I have given plenty of critical thoughts to come to the conclusion I have. You mistake my unwillingness to write a dissertation on why slop is slop for not having a well-reasoned position.
This website is full of people with a financial vested interested in never accepting that slop is slop, so there's no convincing them.
That is not what slop means, though. You're redefining the meaning of the word to suit your view. Why do that? You can just say that LLM generated content is not up to par, or acceptable, ever.
Slop means anything produced en masse with complete disregard for truth, accuracy, or usefulness. Anyone trying to say "but my slop isn't slop, I vetted it" clearly is not in possession of the necessary critical thinking skills to differentiate between slop and non-slop.
> Slop means anything produced en masse with complete disregard for truth, accuracy, or usefulness.
This doesn't match at all with what the author described in the article.
> Anyone trying to say "but my slop isn't slop, I vetted it" clearly is not in possession of the necessary critical thinking skills to differentiate between slop and non-slop.

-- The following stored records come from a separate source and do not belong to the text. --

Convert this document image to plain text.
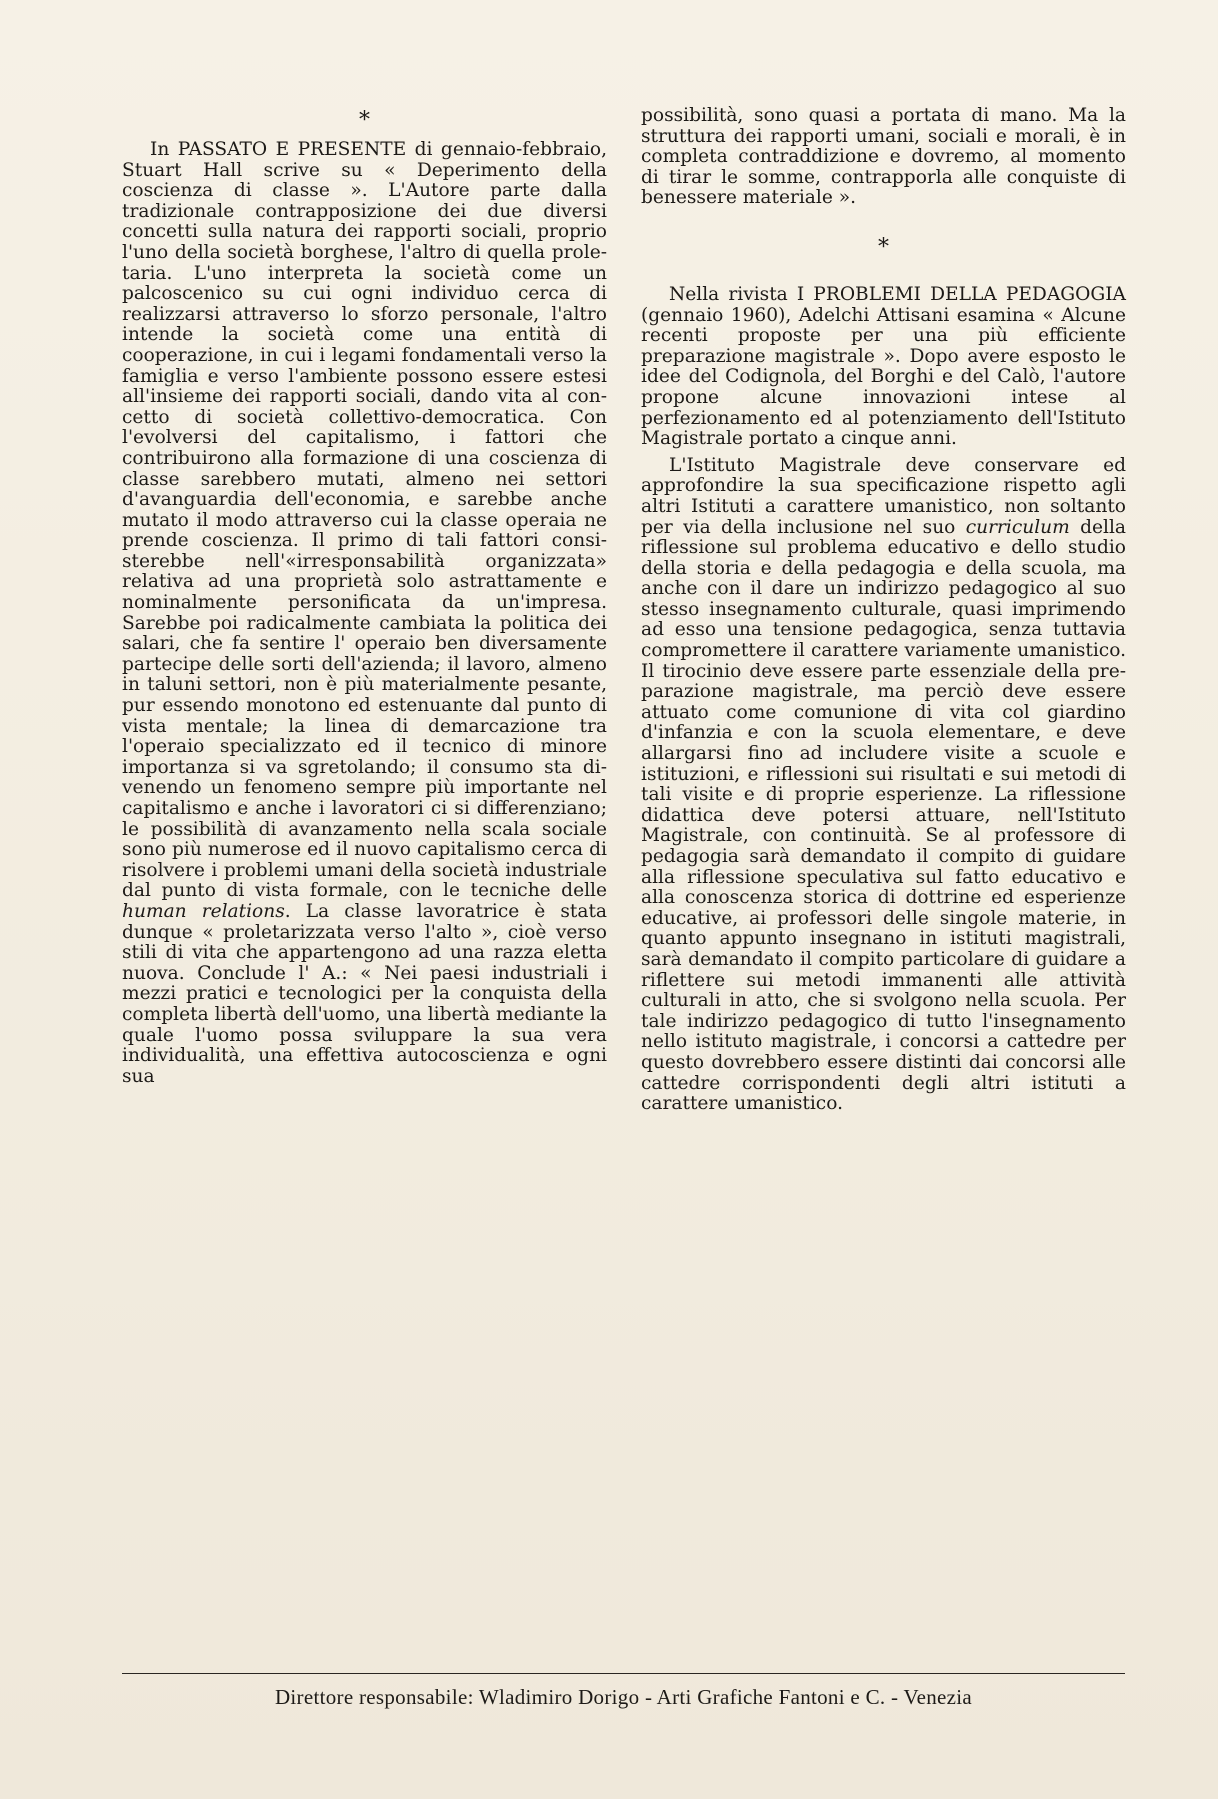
*

In PASSATO E PRESENTE di gennaio-febbraio, Stuart Hall scrive su « Deperimento della coscienza di classe ». L'Autore parte dalla tradizionale contrapposizione dei due diversi concetti sulla natura dei rapporti sociali, proprio l'uno della società borghese, l'altro di quella proletaria. L'uno interpreta la società come un palcoscenico su cui ogni individuo cerca di realizzarsi attraverso lo sforzo personale, l'altro intende la società come una entità di cooperazione, in cui i legami fondamentali verso la famiglia e verso l'ambiente possono essere estesi all'insieme dei rapporti sociali, dando vita al concetto di società collettivo-democratica. Con l'evolversi del capitalismo, i fattori che contribuirono alla formazione di una coscienza di classe sarebbero mutati, almeno nei settori d'avanguardia dell'economia, e sarebbe anche mutato il modo attraverso cui la classe operaia ne prende coscienza. Il primo di tali fattori consisterebbe nell'«irresponsabilità organizzata» relativa ad una proprietà solo astrattamente e nominalmente personificata da un'impresa. Sarebbe poi radicalmente cambiata la politica dei salari, che fa sentire l' operaio ben diversamente partecipe delle sorti dell'azienda; il lavoro, almeno in taluni settori, non è più materialmente pesante, pur essendo monotono ed estenuante dal punto di vista mentale; la linea di demarcazione tra l'operaio specializzato ed il tecnico di minore importanza si va sgretolando; il consumo sta divenendo un fenomeno sempre più importante nel capitalismo e anche i lavoratori ci si differenziano; le possibilità di avanzamento nella scala sociale sono più numerose ed il nuovo capitalismo cerca di risolvere i problemi umani della società industriale dal punto di vista formale, con le tecniche delle human relations. La classe lavoratrice è stata dunque « proletarizzata verso l'alto », cioè verso stili di vita che appartengono ad una razza eletta nuova. Conclude l' A.: « Nei paesi industriali i mezzi pratici e tecnologici per la conquista della completa libertà dell'uomo, una libertà mediante la quale l'uomo possa sviluppare la sua vera individualità, una effettiva autocoscienza e ogni sua

possibilità, sono quasi a portata di mano. Ma la struttura dei rapporti umani, sociali e morali, è in completa contraddizione e dovremo, al momento di tirar le somme, contrapporla alle conquiste di benessere materiale ».

*

Nella rivista I PROBLEMI DELLA PEDAGOGIA (gennaio 1960), Adelchi Attisani esamina « Alcune recenti proposte per una più efficiente preparazione magistrale ». Dopo avere esposto le idee del Codignola, del Borghi e del Calò, l'autore propone alcune innovazioni intese al perfezionamento ed al potenziamento dell'Istituto Magistrale portato a cinque anni.

L'Istituto Magistrale deve conservare ed approfondire la sua specificazione rispetto agli altri Istituti a carattere umanistico, non soltanto per via della inclusione nel suo curriculum della riflessione sul problema educativo e dello studio della storia e della pedagogia e della scuola, ma anche con il dare un indirizzo pedagogico al suo stesso insegnamento culturale, quasi imprimendo ad esso una tensione pedagogica, senza tuttavia compromettere il carattere variamente umanistico. Il tirocinio deve essere parte essenziale della preparazione magistrale, ma perciò deve essere attuato come comunione di vita col giardino d'infanzia e con la scuola elementare, e deve allargarsi fino ad includere visite a scuole e istituzioni, e riflessioni sui risultati e sui metodi di tali visite e di proprie esperienze. La riflessione didattica deve potersi attuare, nell'Istituto Magistrale, con continuità. Se al professore di pedagogia sarà demandato il compito di guidare alla riflessione speculativa sul fatto educativo e alla conoscenza storica di dottrine ed esperienze educative, ai professori delle singole materie, in quanto appunto insegnano in istituti magistrali, sarà demandato il compito particolare di guidare a riflettere sui metodi immanenti alle attività culturali in atto, che si svolgono nella scuola. Per tale indirizzo pedagogico di tutto l'insegnamento nello istituto magistrale, i concorsi a cattedre per questo dovrebbero essere distinti dai concorsi alle cattedre corrispondenti degli altri istituti a carattere umanistico.

Direttore responsabile: Wladimiro Dorigo - Arti Grafiche Fantoni e C. - Venezia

This is called a Kafkatrap. It works in any direction, in any situation, making the disagreement moot. Also not considered good faith rhetoric.
Is it possible to tell slop from non slop if you were not there when the tokens get emitted? Somebody can just lie and pretend that they were not generated
Did you review the code in question and end up rating it slop, or are you just reflexively calling anything AI-generated slop?
Humans can produce garbage code. As can AI. So therefore the process around the code matters, and it seems clear to me the author has had a reasonable process around the code, as opposed to blindly accepting some 1-shotted output.